As a welcoming gesture, Sinatra and the film’s producer, Sol C. Siegel, invited Steve and a very pregnant Neile to an April 14 cocktail reception to be held in the MGM Executive Dining Room “honoring Miss Gina Lollobrigida on her arrival at MGM Studios for her first Hollywood Motion Picture, Never So Few.” Not long after, when asked his opinion of Sinatra, Steve told a reporter, “I kind of dig him … he’s a great talent. When I first met him recently he said to me, ‘You gas me, pal.’ I replied, ‘That’s funny. You gas me, too.’ ”

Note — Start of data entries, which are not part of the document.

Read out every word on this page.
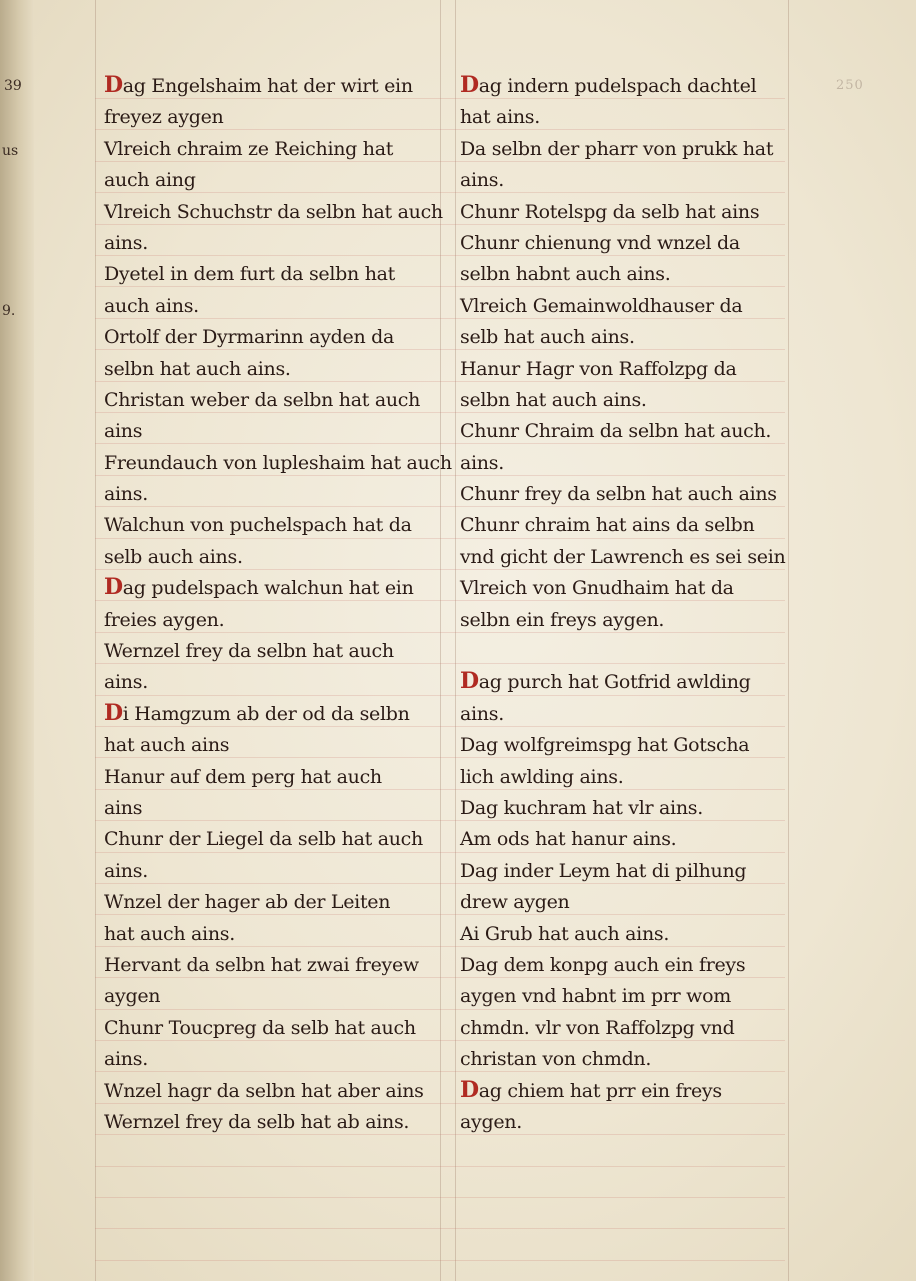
39
us
9.
250
Dag Engelshaim hat der wirt ein
freyez aygen
Vlreich chraim ze Reiching hat
auch aing
Vlreich Schuchstr da selbn hat auch
ains.
Dyetel in dem furt da selbn hat
auch ains.
Ortolf der Dyrmarinn ayden da
selbn hat auch ains.
Christan weber da selbn hat auch
ains
Freundauch von lupleshaim hat auch
ains.
Walchun von puchelspach hat da
selb auch ains.
Dag pudelspach walchun hat ein
freies aygen.
Wernzel frey da selbn hat auch
ains.
Di Hamgzum ab der od da selbn
hat auch ains
Hanur auf dem perg hat auch
ains
Chunr der Liegel da selb hat auch
ains.
Wnzel der hager ab der Leiten
hat auch ains.
Hervant da selbn hat zwai freyew
aygen
Chunr Toucpreg da selb hat auch
ains.
Wnzel hagr da selbn hat aber ains
Wernzel frey da selb hat ab ains.
Dag indern pudelspach dachtel
hat ains.
Da selbn der pharr von prukk hat
ains.
Chunr Rotelspg da selb hat ains
Chunr chienung vnd wnzel da
selbn habnt auch ains.
Vlreich Gemainwoldhauser da
selb hat auch ains.
Hanur Hagr von Raffolzpg da
selbn hat auch ains.
Chunr Chraim da selbn hat auch.
ains.
Chunr frey da selbn hat auch ains
Chunr chraim hat ains da selbn
vnd gicht der Lawrench es sei sein
Vlreich von Gnudhaim hat da
selbn ein freys aygen.
Dag purch hat Gotfrid awlding
ains.
Dag wolfgreimspg hat Gotscha
lich awlding ains.
Dag kuchram hat vlr ains.
Am ods hat hanur ains.
Dag inder Leym hat di pilhung
drew aygen
Ai Grub hat auch ains.
Dag dem konpg auch ein freys
aygen vnd habnt im prr wom
chmdn. vlr von Raffolzpg vnd
christan von chmdn.
Dag chiem hat prr ein freys
aygen.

Although the publicity department touted the film’s extensive on-location filming in Burma, less than 10 percent was actually shot there. Another 40 percent was done in Ceylon, Thailand, and Hawaii, with the rest filmed on MGM’s expansive Culver City back lot, accounting for much of the picture’s artificial-green-jungle look. During the MGM shoots, Foster introduced Steve to Hedda Hopper. Hopper was one of the last surviving Hollywood gossip columnists, who in the studio era’s heyday had been one of the almighty arbiters of manufactured stardom. Like her biggest competitor, Louella Parsons, Hopper had made a name for herself as a gunslinger for the studios, patting “good” stars on the head when they behaved well and punishing “bad” stars when their studio wanted to rein them in, usually during a contract dispute or when trying to control political and/or sexual mavericks.